United, unlike some US carriers, took delivery of all 18 of the 747-100s from its initial orders – five in 1966 and 13 more in 1967 – by 1973, the Boeing orders and deliveries database and Fleets Analyzer show. The fleet remained flat until 1985 when it fell to 13, but then jumped to 24 a year later when the airline acquired 11 747SPs as part of its purchase of Pan Am’s Pacific assets in 1986.
The 747 would come to symbolise the carrier’s Pacific network, with the 747-400 opening new routes such as Chicago-Hong Kong and replacing the smaller 747SP to Australia and other markets in the years after its introduction in 1989.
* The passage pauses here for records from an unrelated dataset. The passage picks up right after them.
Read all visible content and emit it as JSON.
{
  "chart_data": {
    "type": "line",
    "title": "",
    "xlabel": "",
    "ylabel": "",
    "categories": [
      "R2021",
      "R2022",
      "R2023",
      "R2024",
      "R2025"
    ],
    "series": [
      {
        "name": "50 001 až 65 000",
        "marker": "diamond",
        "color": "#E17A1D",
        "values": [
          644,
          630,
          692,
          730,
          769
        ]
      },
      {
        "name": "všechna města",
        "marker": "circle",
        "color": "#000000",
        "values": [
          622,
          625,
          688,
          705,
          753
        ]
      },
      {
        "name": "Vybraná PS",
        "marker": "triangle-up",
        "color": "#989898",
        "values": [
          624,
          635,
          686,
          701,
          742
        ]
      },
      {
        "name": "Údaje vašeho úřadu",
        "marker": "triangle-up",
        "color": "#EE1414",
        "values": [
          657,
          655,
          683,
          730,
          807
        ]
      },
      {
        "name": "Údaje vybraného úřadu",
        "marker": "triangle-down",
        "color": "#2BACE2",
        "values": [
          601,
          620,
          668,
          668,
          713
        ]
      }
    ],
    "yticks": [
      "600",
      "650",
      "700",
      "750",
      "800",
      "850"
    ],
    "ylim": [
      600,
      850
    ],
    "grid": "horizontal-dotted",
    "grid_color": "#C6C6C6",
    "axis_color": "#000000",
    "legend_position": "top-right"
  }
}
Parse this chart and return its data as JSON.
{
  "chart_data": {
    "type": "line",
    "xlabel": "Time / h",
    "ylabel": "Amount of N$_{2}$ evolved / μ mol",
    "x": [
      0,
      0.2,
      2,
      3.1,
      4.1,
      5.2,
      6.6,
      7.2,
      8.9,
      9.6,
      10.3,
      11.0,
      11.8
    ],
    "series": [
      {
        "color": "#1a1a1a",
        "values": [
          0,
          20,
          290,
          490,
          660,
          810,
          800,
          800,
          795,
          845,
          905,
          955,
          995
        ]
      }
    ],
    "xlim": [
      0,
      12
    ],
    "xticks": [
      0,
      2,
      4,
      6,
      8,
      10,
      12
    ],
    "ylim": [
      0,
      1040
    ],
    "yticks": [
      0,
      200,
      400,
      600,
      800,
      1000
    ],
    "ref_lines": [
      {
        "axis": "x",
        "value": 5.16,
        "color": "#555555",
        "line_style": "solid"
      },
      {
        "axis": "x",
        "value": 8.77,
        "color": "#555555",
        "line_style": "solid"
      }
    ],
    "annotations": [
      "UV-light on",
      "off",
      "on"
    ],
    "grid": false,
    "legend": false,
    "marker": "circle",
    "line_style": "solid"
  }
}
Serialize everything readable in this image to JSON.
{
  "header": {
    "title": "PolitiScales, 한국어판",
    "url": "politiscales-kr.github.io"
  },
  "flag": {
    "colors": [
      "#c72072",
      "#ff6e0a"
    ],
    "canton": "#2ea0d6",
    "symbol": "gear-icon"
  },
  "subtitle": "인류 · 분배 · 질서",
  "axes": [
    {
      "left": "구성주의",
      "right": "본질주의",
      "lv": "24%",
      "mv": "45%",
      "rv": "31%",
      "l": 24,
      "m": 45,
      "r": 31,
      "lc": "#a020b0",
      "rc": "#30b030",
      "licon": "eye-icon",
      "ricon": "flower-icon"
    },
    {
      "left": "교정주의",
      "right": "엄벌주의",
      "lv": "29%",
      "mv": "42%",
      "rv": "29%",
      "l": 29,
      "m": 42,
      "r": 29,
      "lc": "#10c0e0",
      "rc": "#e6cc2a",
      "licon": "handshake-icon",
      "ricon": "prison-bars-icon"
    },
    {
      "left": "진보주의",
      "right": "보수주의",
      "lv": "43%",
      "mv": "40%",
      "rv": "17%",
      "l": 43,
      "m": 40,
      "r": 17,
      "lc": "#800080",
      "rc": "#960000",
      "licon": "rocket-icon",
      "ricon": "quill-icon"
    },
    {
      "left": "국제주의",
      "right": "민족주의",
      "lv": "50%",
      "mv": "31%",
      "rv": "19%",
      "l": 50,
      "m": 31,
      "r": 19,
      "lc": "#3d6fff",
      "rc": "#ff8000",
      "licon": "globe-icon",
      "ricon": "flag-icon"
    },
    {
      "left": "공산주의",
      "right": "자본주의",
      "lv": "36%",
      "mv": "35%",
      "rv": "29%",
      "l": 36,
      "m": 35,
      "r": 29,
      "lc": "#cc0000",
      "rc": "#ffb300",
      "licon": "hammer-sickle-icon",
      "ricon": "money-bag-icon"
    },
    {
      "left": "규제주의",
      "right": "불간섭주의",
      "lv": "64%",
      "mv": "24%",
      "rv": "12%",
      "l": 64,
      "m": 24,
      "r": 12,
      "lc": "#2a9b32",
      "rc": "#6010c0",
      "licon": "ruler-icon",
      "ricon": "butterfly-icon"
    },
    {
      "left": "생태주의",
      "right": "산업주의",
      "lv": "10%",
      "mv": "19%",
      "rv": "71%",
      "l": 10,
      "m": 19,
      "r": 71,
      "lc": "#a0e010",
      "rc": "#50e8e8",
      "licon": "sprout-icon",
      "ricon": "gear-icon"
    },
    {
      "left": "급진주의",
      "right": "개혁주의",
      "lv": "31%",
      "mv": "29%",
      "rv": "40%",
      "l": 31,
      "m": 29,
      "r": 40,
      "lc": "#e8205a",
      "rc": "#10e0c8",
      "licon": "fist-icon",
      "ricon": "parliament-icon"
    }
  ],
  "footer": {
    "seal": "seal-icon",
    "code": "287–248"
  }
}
United would operate four 747 variants – the -100, -200, SP and -400 – for six years, from 1987 to 1994, Fleets Analyzer shows.
Continental Airlines, which merged with United in 2010, had its own brief 747 legacy. The airline was among the first to order the jumbo, committing to three in October 1966, a month before United, Boeing’s database shows.
The then Los Angeles-based carrier debuted the jumbo jet on 26 June 1970 on flights between Chicago and Honolulu via Los Angeles.
However, Continental’s first jumbo jet foray would last only until 1975 when it sold the last of its first four aircraft, Fleets Analyzer shows. One went to Wardair Canada while three were acquired by the government of Iran.
The 747 rejoined Continental’s fleet when the airline acquired People Express in February 1987. The Newark-based discounter added two 747-100s and six 747-200s to Continental, by then based in Houston.
The airline supplemented the People Express aircraft with a former British Airways 747-200 in 1990, for a peak of nine aircraft that year, Fleets Analyzer shows.
The last Continental 747 was retired in 1995, Fleets Analyzer shows.